En un temps record, Philippe s’était engouffré sous la table et avait noué les lacets de notre victime ensemble, puis, nous étions revenus nous installer à notre place initiale, nous sages lecteurs….. La synchronisation était la clé même de la réussite de notre plan. Tout s’était bien enchaîné. Nous étions, à nouveau, les sages lecteurs assidus d’un livre dont le titre nous importait peu. Assis face à notre pauvre victime pour ne rien rater du résultat. Cette attente nous parue interminable. Notre grand-mère s’était même inquiétée de cette sagesse inhabituelle :

-« Vous avez fait des bêtises de l’autre côté ?» nous interrogea-t-elle
-« Non ! Que veux tu qu’on ait fait comme blague ? Nous sommes allés chercher un livre ! On n’a rien fait de mal ! » avions nous répondu.

Notre grand-mère s’était arrangée de notre réponse d’angelots et continua à entretenir la conversation au facteur . Le moment était venu pour ce monsieur nom du facteur de prendre congé de ses hôtes. Il se pencha en avant, prit sa chaise d’une main, la poussa en arrière, et au moment de se dégager, son pied ne voulu pas obéir à sa volonté d’avancer. Il vacilla, tangua, de plus en plus fort, d’avant en arrière, puis de gauche à droite.

Philippe et moi n’avions rien raté de ce roulis :

-« Tombera….tombera pas…. » chuchotions nous.

Dans un fracas épouvantable notre pauvre victime s’écroula entre la chaise et la table. La sacoche, qu’il avait toujours en bandoulière, s’ouvrit et le courrier s’envola dans toute la cuisine. Des enveloppes jonchaient le sol.

Aussitôt, bien entendu, les trois paires d’yeux noirs se dirigèrent vers nous.

-« Ah ! Non ! On n’a rien fait ! » Lancions nous aussitôt, contenant tant bien que mal un fou rire qui commençait à monter.
-« Pourquoi veux tu qu’ils y soient pour quelque chose ! » Interrogea notre grand mère en guettant avec beaucoup d’inquiétude la réaction de notre grand père.
-« Ils sont là, à lire gentiment depuis déjà longtemps » enchérit-elle.
-« Bah ! Oui ! Paul ! C’est vrai, je crois que c’est ton chien qui était assis sur mes lacets » acquiesça monsieur…

Aujourd’hui encore, je ne sais toujours pas quel miracle s’est produit : les lacets s’étaient libérés de leurs nœuds pendant la chute spectaculaire de Monsieur……..laissant facilement croire que les lacets avaient été bloqués non pas par une mauvaise volonté, mais par un hasard fortuit.

-« Quelle sale bête » gronda aussitôt pépère
-« File dehors ! » ordonna t-il au pauvre Bambi, le loulou blanc de la maison.

Avant même que cette pauvre bête ne comprenne ce qui lui arrivait, elle se retrouva dehors avec pertes et fracas, avec en prime, un coup de pied aux fesses magistral, qui l’aida à dévaler les quelques marches de l’entrée. Philippe et moi lui avions emboîté « les pattes » pour nous libérer de ce fou rire qui avait bien failli nous trahir et nous étouffer aussi !. Ouf ! Cette fois ci, nous l’avions échappé belle !

C’est ainsi, qu’entre visites dominicales avec mes parents et vacances avec mon cher cousin Philippe que mes souvenirs d’enfance se sont forgés au fil du temps dans la Cité Provisoire.
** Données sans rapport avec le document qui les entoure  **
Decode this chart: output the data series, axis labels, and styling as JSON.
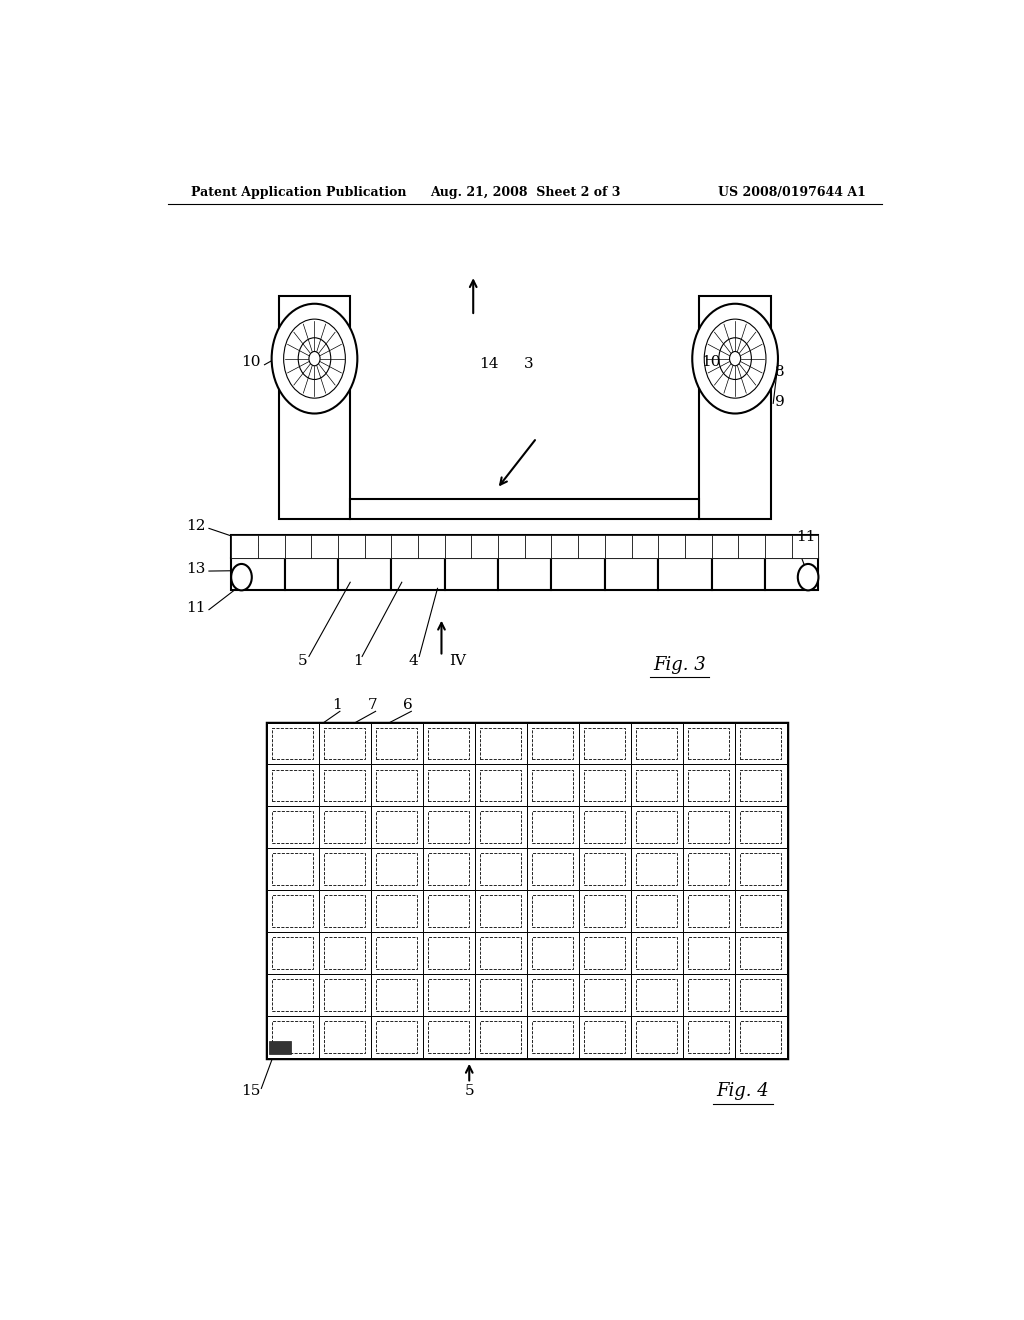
{
  "bg_color": "#ffffff",
  "header_left": "Patent Application Publication",
  "header_mid": "Aug. 21, 2008  Sheet 2 of 3",
  "header_right": "US 2008/0197644 A1",
  "line_color": "#000000",
  "line_width": 1.5,
  "thick_line": 2.5
}
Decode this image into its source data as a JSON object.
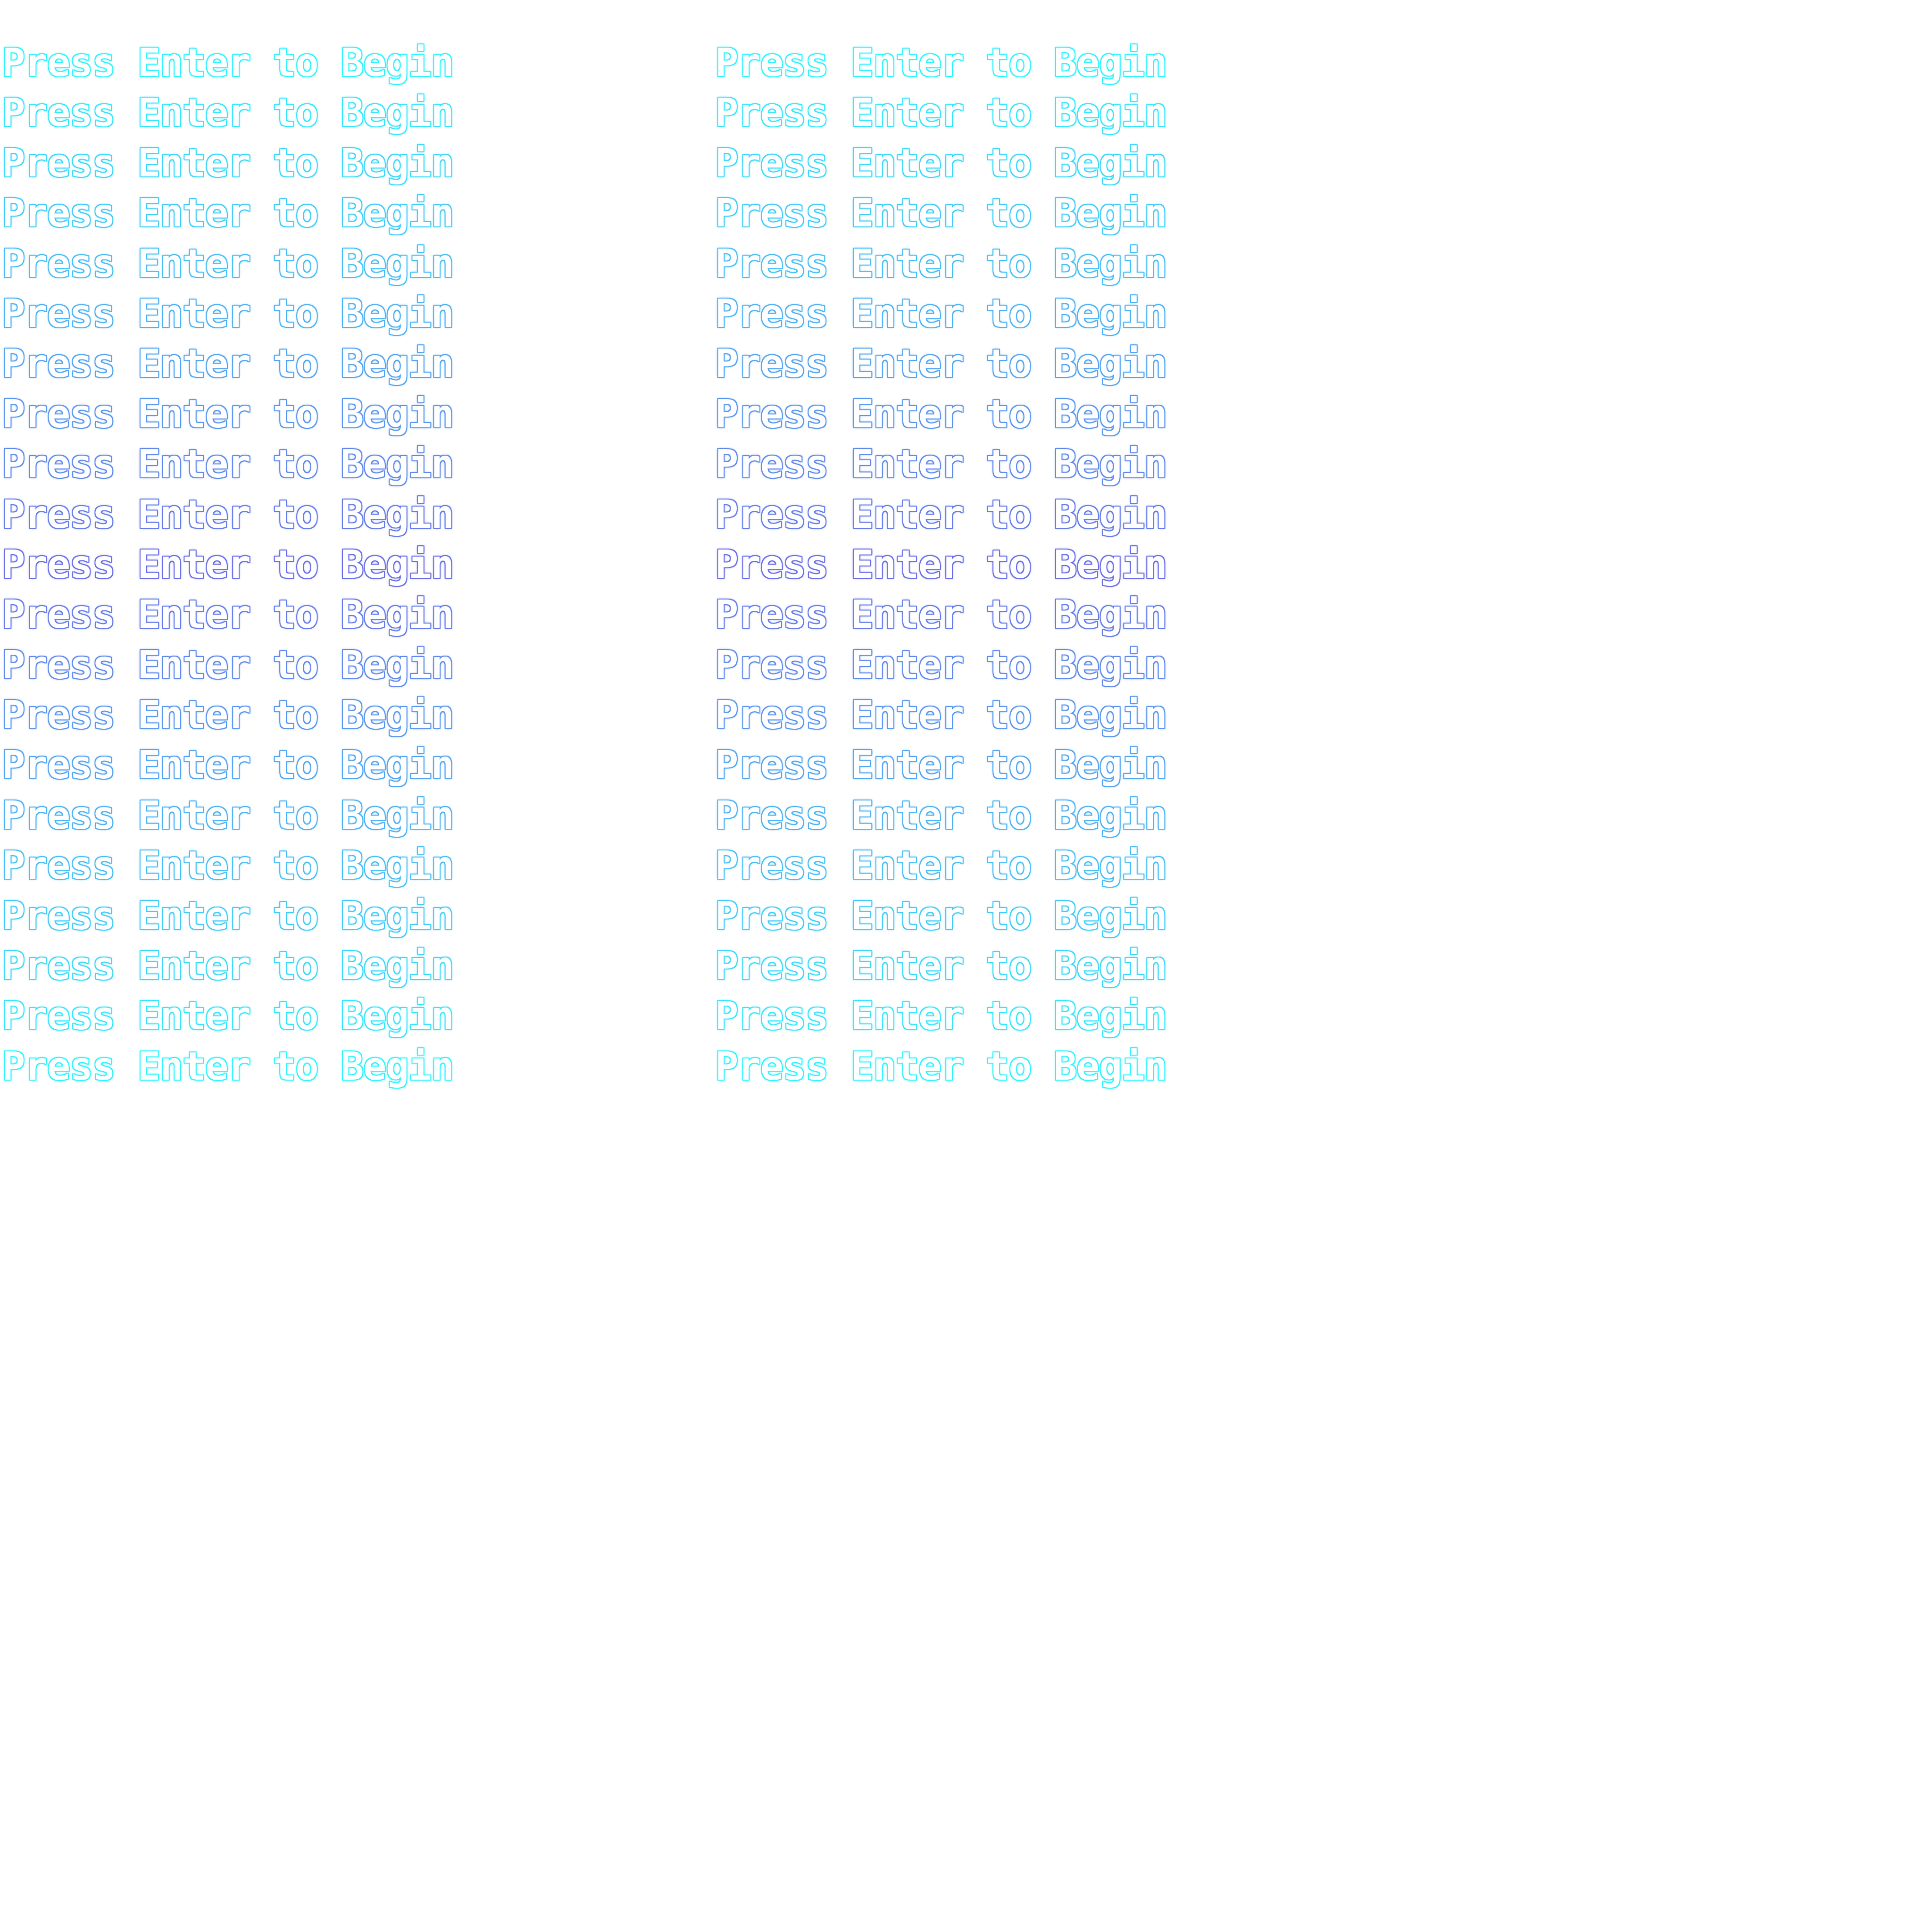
{
  "screen": {
    "prompt_text": "Press Enter to Begin",
    "columns": 2,
    "rows_per_column": 21,
    "gradient_colors": [
      "#2ef3ff",
      "#6a6ee6",
      "#2ef3ff"
    ]
  }
}
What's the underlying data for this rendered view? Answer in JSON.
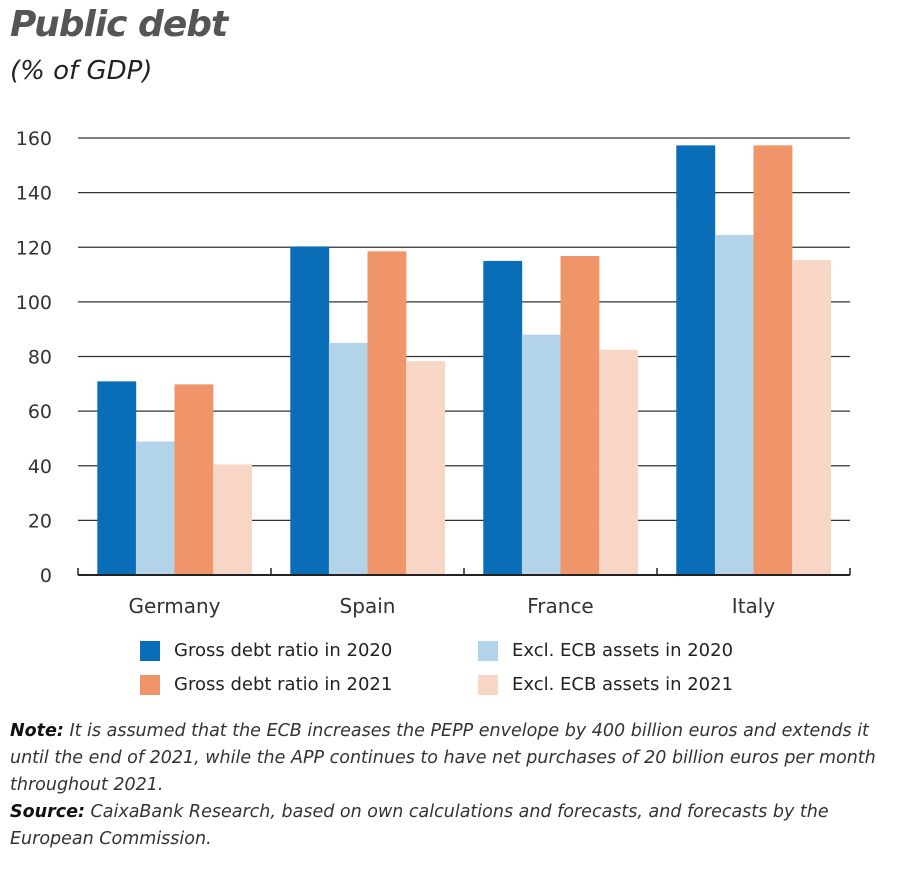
{
  "header": {
    "title": "Public debt",
    "subtitle": "(% of GDP)"
  },
  "chart_data": {
    "type": "bar",
    "title": "Public debt",
    "subtitle": "(% of GDP)",
    "xlabel": "",
    "ylabel": "",
    "ylim": [
      0,
      160
    ],
    "yticks": [
      0,
      20,
      40,
      60,
      80,
      100,
      120,
      140,
      160
    ],
    "grid": true,
    "categories": [
      "Germany",
      "Spain",
      "France",
      "Italy"
    ],
    "series": [
      {
        "name": "Gross debt ratio in 2020",
        "color": "#0a6db8",
        "values": [
          70.9,
          120.3,
          115.0,
          157.3
        ]
      },
      {
        "name": "Excl. ECB assets in 2020",
        "color": "#b3d4e8",
        "values": [
          48.9,
          85.0,
          88.0,
          124.5
        ]
      },
      {
        "name": "Gross debt ratio in 2021",
        "color": "#f0956a",
        "values": [
          69.8,
          118.5,
          116.8,
          157.3
        ]
      },
      {
        "name": "Excl. ECB assets in 2021",
        "color": "#f8d6c6",
        "values": [
          40.5,
          78.3,
          82.5,
          115.3
        ]
      }
    ],
    "legend_position": "bottom"
  },
  "legend": {
    "items": [
      {
        "label": "Gross debt ratio in 2020",
        "color": "#0a6db8"
      },
      {
        "label": "Excl. ECB assets in 2020",
        "color": "#b3d4e8"
      },
      {
        "label": "Gross debt ratio in 2021",
        "color": "#f0956a"
      },
      {
        "label": "Excl. ECB assets in 2021",
        "color": "#f8d6c6"
      }
    ]
  },
  "notes": {
    "note_label": "Note:",
    "note_text": " It is assumed that the ECB increases the PEPP envelope by 400 billion euros and extends it until the end of 2021, while the APP continues to have net purchases of 20 billion euros per month throughout 2021.",
    "source_label": "Source:",
    "source_text": " CaixaBank Research, based on own calculations and forecasts, and forecasts by the European Commission."
  }
}
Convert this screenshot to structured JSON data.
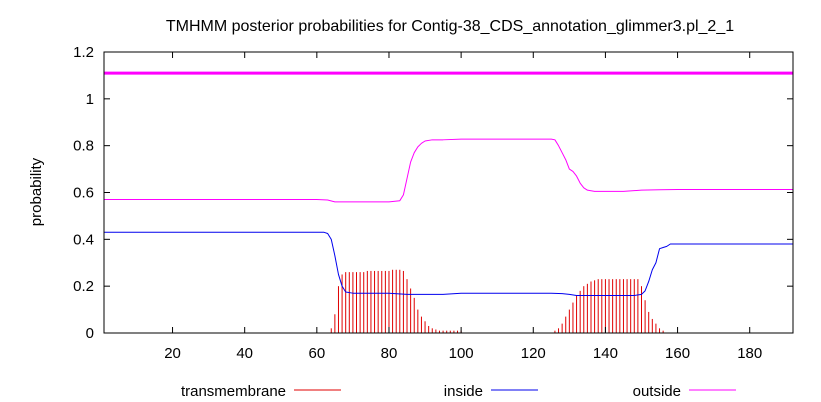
{
  "chart_data": {
    "type": "line",
    "title": "TMHMM posterior probabilities for Contig-38_CDS_annotation_glimmer3.pl_2_1",
    "xlabel": "",
    "ylabel": "probability",
    "xlim": [
      1,
      192
    ],
    "ylim": [
      0,
      1.2
    ],
    "xticks": [
      20,
      40,
      60,
      80,
      100,
      120,
      140,
      160,
      180
    ],
    "yticks": [
      0,
      0.2,
      0.4,
      0.6,
      0.8,
      1,
      1.2
    ],
    "ytick_labels": [
      "0",
      "0.2",
      "0.4",
      "0.6",
      "0.8",
      "1",
      "1.2"
    ],
    "grid": false,
    "legend_position": "bottom",
    "reference_line": {
      "y": 1.11,
      "color": "#ff00ff"
    },
    "series": [
      {
        "name": "transmembrane",
        "color": "#e00000",
        "style": "impulses",
        "x": [
          64,
          65,
          66,
          67,
          68,
          69,
          70,
          71,
          72,
          73,
          74,
          75,
          76,
          77,
          78,
          79,
          80,
          81,
          82,
          83,
          84,
          85,
          86,
          87,
          88,
          89,
          90,
          91,
          92,
          93,
          94,
          95,
          96,
          97,
          98,
          99,
          100,
          126,
          127,
          128,
          129,
          130,
          131,
          132,
          133,
          134,
          135,
          136,
          137,
          138,
          139,
          140,
          141,
          142,
          143,
          144,
          145,
          146,
          147,
          148,
          149,
          150,
          151,
          152,
          153,
          154,
          155,
          156
        ],
        "values": [
          0.02,
          0.08,
          0.2,
          0.25,
          0.26,
          0.26,
          0.26,
          0.26,
          0.26,
          0.26,
          0.265,
          0.265,
          0.265,
          0.265,
          0.265,
          0.265,
          0.265,
          0.27,
          0.27,
          0.27,
          0.265,
          0.23,
          0.19,
          0.15,
          0.1,
          0.07,
          0.05,
          0.03,
          0.02,
          0.015,
          0.01,
          0.01,
          0.01,
          0.01,
          0.01,
          0.01,
          0.01,
          0.01,
          0.02,
          0.04,
          0.07,
          0.1,
          0.13,
          0.16,
          0.18,
          0.2,
          0.21,
          0.22,
          0.225,
          0.23,
          0.23,
          0.23,
          0.23,
          0.23,
          0.23,
          0.23,
          0.23,
          0.23,
          0.23,
          0.23,
          0.23,
          0.2,
          0.14,
          0.09,
          0.06,
          0.04,
          0.02,
          0.01
        ]
      },
      {
        "name": "inside",
        "color": "#0000ee",
        "style": "line",
        "x": [
          1,
          20,
          40,
          55,
          60,
          62,
          63,
          64,
          65,
          66,
          67,
          68,
          70,
          75,
          80,
          85,
          90,
          95,
          100,
          110,
          120,
          125,
          128,
          130,
          132,
          135,
          140,
          145,
          148,
          150,
          151,
          152,
          153,
          154,
          155,
          156,
          157,
          158,
          160,
          170,
          180,
          192
        ],
        "values": [
          0.43,
          0.43,
          0.43,
          0.43,
          0.43,
          0.43,
          0.425,
          0.4,
          0.33,
          0.25,
          0.2,
          0.175,
          0.17,
          0.17,
          0.17,
          0.165,
          0.165,
          0.165,
          0.17,
          0.17,
          0.17,
          0.17,
          0.168,
          0.165,
          0.16,
          0.16,
          0.16,
          0.16,
          0.16,
          0.165,
          0.18,
          0.22,
          0.27,
          0.3,
          0.36,
          0.365,
          0.37,
          0.38,
          0.38,
          0.38,
          0.38,
          0.38
        ]
      },
      {
        "name": "outside",
        "color": "#ff00ff",
        "style": "line",
        "x": [
          1,
          20,
          40,
          60,
          63,
          65,
          70,
          80,
          83,
          84,
          85,
          86,
          87,
          88,
          89,
          90,
          92,
          95,
          100,
          110,
          120,
          125,
          126,
          127,
          128,
          129,
          130,
          131,
          132,
          133,
          134,
          135,
          137,
          140,
          145,
          150,
          155,
          160,
          170,
          180,
          192
        ],
        "values": [
          0.57,
          0.57,
          0.57,
          0.57,
          0.568,
          0.56,
          0.56,
          0.56,
          0.565,
          0.59,
          0.66,
          0.73,
          0.77,
          0.795,
          0.81,
          0.82,
          0.825,
          0.825,
          0.828,
          0.828,
          0.828,
          0.828,
          0.825,
          0.8,
          0.77,
          0.74,
          0.7,
          0.69,
          0.67,
          0.64,
          0.62,
          0.61,
          0.605,
          0.605,
          0.605,
          0.61,
          0.612,
          0.613,
          0.613,
          0.613,
          0.613
        ]
      }
    ]
  }
}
Quand j’y repense aujourd’hui, je me rends compte qu’ils sont empreints de nostalgie, de tendresse et de bonheur.

C’est aussi pour toutes ses émotions, pour tous ces moments de bonheur vécus, en souvenirs de mes grands parents que j’ai décidé aujourd’hui de réaliser une petite chronique sur ce Camp de Transit. Pour la mémoire.

Au fur et à mesure que j’ai avancé dans mes investigations et mes recherches sur la Cité Provisoire, je me suis rendue compte que les gens qui y avaient habité, partageaient aussi les mêmes sentiments. Ce quartier a pourtant disparu depuis plus de 35 ans, puisqu’il a laissé place à un Centre Commercial, mais il est encore très présent dans le cœur de toutes et de tous. Chacune et chacun d’entre eux le porte, à jamais, au plus profond de lui.